会社の仕事は業務を通じて処理されますから、業務の生産性や効率性を高めることは重要です。そこで活躍するのが情報システムですが、一般的な日本的企業では、情報システム化がまだまだ遅れています。近年の情報システム化は、DXという言葉で表現される方向に進んでいます。
DXとは、Digital Transformationの略で、2004年にスェーデンのエリック・ストルターマン教授が提唱した概念で、「ITの浸透が、人々の生活をあらゆる面でより良い方向に変化させる」という少々抽象的な概念ですが、近年は、以下のようなポイントでDX化が進んでいます。
(1)クラウド活用で場所を問わない
DX化を皆さんも利用可能なAmazonを例に考えてみることにします。今やAmazonは、世界中で、家の中でも会社でも、自動車や電車の中でも使えます。それは、システムがクラウドと呼ばれる特定の場所を問わないところにあり、インターネットを通じて自由に使えるようになっているからです。Amazonは、一部例外を除き基本的に自社店舗を持ちません。クラウド上に仮想店舗があり、利用者はそこで商品を購入します。
さらにAmazonは、自社の製品・サービスをWebストアで売るだけでなく、AWSというサービスで、クラウド上にシステム構築するサービスも提供しています。AWS上に仕事で使うシステムを構築すれば、完全にリモートワークができるわけです。
(2)IoTでモノの情報を把握
IoTとは、Internet of Thingsの略で、モノにバーコードやICタグを付けて、場所や移動情報を捉えられるようになっています。

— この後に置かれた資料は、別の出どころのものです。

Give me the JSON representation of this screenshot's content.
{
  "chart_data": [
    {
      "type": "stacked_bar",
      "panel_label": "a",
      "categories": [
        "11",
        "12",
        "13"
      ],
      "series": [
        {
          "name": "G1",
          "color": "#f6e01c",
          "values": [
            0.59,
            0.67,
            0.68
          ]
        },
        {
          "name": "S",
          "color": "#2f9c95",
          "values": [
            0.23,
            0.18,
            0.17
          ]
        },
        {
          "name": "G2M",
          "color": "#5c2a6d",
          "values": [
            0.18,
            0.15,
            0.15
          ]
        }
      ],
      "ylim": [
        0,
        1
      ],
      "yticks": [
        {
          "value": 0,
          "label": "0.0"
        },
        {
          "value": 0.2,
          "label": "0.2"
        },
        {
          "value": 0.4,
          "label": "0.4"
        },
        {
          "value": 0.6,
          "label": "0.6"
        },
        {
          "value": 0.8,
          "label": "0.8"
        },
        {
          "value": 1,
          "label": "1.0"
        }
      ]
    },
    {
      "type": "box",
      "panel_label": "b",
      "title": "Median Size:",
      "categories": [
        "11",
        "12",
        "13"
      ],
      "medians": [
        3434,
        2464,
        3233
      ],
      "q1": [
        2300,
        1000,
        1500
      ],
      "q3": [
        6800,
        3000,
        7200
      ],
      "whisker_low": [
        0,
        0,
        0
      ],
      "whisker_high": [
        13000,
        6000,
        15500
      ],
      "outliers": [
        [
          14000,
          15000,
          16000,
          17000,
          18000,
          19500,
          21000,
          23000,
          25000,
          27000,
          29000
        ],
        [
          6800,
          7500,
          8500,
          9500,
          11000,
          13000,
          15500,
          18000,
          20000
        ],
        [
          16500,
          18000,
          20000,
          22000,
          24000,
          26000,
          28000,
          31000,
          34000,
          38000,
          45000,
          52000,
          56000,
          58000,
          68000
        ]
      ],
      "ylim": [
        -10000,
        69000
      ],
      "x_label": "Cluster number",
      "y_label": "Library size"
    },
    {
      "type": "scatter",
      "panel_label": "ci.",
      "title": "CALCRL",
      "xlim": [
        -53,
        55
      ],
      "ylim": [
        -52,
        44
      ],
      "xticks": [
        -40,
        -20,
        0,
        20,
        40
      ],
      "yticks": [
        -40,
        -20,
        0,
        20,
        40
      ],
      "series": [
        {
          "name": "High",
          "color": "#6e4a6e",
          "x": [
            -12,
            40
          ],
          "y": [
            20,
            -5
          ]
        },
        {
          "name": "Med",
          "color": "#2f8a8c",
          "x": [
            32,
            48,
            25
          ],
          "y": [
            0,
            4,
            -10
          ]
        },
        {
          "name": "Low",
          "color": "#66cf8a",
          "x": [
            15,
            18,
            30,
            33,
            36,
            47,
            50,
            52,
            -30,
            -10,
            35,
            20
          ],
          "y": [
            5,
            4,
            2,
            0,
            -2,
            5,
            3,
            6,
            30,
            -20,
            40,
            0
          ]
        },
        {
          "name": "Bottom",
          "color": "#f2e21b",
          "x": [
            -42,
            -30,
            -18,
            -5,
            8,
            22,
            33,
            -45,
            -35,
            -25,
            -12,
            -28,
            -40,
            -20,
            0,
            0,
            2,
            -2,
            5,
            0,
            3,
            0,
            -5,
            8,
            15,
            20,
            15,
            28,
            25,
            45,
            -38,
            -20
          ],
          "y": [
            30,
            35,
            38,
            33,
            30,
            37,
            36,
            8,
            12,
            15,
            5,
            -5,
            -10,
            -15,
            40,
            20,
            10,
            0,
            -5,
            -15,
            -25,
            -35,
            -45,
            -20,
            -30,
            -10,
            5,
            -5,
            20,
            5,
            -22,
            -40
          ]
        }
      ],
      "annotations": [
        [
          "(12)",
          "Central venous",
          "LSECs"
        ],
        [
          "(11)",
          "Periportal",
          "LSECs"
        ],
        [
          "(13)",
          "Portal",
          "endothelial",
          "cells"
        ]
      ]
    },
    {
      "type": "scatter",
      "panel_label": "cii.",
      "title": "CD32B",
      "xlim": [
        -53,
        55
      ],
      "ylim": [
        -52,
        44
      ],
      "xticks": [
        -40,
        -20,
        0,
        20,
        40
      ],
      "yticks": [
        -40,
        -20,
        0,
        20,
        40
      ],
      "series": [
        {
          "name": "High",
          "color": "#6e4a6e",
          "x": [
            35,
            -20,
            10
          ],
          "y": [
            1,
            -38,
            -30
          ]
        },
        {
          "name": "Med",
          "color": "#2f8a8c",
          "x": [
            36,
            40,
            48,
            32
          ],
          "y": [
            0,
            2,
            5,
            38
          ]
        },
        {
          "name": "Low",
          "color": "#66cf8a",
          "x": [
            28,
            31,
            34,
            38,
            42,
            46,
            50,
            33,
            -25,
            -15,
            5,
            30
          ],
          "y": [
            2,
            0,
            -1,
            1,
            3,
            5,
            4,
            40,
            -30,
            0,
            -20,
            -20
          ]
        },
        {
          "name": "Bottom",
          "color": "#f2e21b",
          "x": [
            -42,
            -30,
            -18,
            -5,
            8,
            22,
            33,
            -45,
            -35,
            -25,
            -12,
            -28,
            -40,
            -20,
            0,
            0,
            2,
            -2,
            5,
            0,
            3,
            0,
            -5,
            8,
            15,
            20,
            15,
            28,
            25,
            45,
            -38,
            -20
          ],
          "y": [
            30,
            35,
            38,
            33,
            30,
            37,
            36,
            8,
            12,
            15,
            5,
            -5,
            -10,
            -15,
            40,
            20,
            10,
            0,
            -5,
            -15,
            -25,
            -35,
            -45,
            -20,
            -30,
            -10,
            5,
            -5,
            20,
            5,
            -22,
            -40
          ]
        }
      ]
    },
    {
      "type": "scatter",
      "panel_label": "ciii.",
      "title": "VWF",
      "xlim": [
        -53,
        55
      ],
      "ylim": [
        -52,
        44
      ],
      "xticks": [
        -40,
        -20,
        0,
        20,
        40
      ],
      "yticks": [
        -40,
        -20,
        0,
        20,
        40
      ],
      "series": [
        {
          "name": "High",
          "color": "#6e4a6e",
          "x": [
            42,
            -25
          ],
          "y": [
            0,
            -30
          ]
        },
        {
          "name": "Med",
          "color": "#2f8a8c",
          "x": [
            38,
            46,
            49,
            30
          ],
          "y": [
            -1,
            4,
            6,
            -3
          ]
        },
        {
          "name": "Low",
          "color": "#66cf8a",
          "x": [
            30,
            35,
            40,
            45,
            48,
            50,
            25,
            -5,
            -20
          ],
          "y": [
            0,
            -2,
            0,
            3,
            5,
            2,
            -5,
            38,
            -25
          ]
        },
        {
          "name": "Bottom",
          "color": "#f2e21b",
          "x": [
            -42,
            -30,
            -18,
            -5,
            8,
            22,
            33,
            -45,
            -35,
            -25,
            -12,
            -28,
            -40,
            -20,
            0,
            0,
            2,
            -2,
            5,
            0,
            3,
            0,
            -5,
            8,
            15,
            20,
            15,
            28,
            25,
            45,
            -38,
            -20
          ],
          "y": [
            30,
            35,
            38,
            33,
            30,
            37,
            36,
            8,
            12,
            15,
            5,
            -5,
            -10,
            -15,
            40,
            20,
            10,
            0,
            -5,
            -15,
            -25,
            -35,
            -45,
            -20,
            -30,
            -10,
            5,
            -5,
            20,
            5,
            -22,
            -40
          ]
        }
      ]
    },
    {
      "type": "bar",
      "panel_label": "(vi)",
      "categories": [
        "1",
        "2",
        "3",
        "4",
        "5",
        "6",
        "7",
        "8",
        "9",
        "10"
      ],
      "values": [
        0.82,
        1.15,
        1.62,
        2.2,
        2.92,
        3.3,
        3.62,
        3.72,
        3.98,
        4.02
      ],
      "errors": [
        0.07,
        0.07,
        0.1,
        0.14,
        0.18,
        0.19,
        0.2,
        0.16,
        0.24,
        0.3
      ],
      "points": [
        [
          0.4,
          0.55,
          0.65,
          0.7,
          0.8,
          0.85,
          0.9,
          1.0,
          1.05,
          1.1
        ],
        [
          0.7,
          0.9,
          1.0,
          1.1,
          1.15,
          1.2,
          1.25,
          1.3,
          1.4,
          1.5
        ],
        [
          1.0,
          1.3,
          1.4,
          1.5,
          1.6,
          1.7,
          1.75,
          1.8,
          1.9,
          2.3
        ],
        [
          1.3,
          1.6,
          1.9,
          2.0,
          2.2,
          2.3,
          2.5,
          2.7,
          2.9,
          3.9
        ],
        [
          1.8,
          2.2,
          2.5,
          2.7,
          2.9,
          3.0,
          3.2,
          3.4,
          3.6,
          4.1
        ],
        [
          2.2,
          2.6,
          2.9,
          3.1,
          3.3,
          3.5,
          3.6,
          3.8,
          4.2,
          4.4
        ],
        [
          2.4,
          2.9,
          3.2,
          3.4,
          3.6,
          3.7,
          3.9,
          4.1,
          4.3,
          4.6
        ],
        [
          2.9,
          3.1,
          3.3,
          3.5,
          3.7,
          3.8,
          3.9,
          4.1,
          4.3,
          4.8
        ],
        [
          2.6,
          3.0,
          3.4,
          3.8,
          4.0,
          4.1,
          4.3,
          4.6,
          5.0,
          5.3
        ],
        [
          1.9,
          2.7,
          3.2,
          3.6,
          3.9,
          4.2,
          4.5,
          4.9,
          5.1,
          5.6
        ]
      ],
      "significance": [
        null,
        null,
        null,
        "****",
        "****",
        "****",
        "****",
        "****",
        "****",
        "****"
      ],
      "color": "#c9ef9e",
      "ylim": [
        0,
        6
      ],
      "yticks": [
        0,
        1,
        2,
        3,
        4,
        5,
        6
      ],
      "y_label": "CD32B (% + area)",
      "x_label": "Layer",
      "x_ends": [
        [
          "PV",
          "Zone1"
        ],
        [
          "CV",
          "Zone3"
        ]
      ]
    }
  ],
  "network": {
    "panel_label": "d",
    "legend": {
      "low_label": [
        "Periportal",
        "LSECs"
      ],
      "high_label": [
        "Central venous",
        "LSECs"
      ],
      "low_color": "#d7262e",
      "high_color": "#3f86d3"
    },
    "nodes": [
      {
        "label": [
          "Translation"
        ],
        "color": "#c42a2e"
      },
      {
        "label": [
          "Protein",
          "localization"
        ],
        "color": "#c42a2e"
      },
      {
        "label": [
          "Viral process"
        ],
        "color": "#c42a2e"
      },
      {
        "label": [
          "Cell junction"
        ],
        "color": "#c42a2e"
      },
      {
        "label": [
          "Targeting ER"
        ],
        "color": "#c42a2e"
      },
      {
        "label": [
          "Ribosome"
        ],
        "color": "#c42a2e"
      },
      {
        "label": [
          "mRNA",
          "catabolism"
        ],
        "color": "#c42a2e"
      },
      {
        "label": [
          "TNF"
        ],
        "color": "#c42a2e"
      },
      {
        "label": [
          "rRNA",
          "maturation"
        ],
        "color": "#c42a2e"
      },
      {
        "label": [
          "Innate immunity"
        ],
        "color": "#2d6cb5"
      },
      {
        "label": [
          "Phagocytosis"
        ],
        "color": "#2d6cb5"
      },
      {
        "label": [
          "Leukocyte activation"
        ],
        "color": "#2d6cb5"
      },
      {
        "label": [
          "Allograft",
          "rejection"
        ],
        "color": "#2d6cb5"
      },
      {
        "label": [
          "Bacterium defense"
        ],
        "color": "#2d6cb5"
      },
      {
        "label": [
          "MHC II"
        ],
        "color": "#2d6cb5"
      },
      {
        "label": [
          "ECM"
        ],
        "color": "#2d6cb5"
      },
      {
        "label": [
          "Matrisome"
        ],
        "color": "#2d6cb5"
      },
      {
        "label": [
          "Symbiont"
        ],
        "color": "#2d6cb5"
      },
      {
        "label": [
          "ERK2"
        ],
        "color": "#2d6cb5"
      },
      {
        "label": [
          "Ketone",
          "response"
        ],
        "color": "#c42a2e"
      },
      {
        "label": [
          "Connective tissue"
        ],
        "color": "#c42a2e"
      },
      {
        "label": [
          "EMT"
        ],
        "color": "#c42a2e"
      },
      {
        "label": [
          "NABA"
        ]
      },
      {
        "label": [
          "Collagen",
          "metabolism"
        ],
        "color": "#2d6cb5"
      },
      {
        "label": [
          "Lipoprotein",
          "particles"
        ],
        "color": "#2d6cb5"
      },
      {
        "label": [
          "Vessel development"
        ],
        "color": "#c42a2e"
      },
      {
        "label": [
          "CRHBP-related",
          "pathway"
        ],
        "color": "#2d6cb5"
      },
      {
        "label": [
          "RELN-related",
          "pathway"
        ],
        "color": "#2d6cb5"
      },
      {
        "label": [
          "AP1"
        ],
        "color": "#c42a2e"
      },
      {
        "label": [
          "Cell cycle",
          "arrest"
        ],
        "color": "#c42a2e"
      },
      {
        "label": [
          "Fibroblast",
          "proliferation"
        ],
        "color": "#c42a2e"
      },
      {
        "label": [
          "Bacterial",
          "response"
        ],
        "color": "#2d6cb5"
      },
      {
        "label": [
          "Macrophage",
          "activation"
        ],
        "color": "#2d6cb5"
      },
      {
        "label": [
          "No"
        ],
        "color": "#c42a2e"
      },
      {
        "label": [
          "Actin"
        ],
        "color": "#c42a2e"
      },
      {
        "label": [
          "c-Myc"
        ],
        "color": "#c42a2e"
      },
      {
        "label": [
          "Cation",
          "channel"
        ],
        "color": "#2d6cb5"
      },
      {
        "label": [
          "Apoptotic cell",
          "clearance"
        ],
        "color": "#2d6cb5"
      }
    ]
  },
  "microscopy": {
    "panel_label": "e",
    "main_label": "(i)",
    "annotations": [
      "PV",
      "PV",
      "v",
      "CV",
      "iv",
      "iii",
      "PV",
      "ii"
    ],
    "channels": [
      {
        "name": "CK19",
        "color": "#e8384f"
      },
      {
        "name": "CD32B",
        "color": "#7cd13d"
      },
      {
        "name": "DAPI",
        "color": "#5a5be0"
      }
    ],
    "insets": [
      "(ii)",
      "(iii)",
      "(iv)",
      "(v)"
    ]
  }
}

このため、いつ頃商品を届けられるか、今どこにあるかが把握できるようになっています。
(3)AIで分析や付加価値を付ける
Amazonでは、膨大な顧客・購買データをAIで分析して、「この商品を買った人は、これも買っています」というようなお勧めをしてきます。取得・蓄積したデータを活用して、そのような付加価値や付加サービスを提供することもできるようになっています。
(4)モバイル活用でいつでも、どこでも使える
Amazonは、スマホなどのモバイル端末からでも注文することができます。電車の中で、ふと気づいた日用品の補充注文を行うこともできます。
(5)ペーパーレス・はんこレス
Amazonを利用するのに紙を必要としません。データ入力は、基本的に顧客が自分で行います。ですから、会社側で改めてデータ入力をする必要がありません。そして、入力されたデータは、システム間で連携され、配達される商品の伝票印刷まで繋がっています。また、返品も顧客が返品処理入力を行うため、Amazon側での作業はありません。
また、自分であることを認証するのに、デジタル認証を行いますから、はんこを必要としません。わざわざはんこを押すために出社する必要がないわけです。
このように皆さんも活用しているAmazonを例にとると、自社の業務・システムのDX化の課題が見えてきます。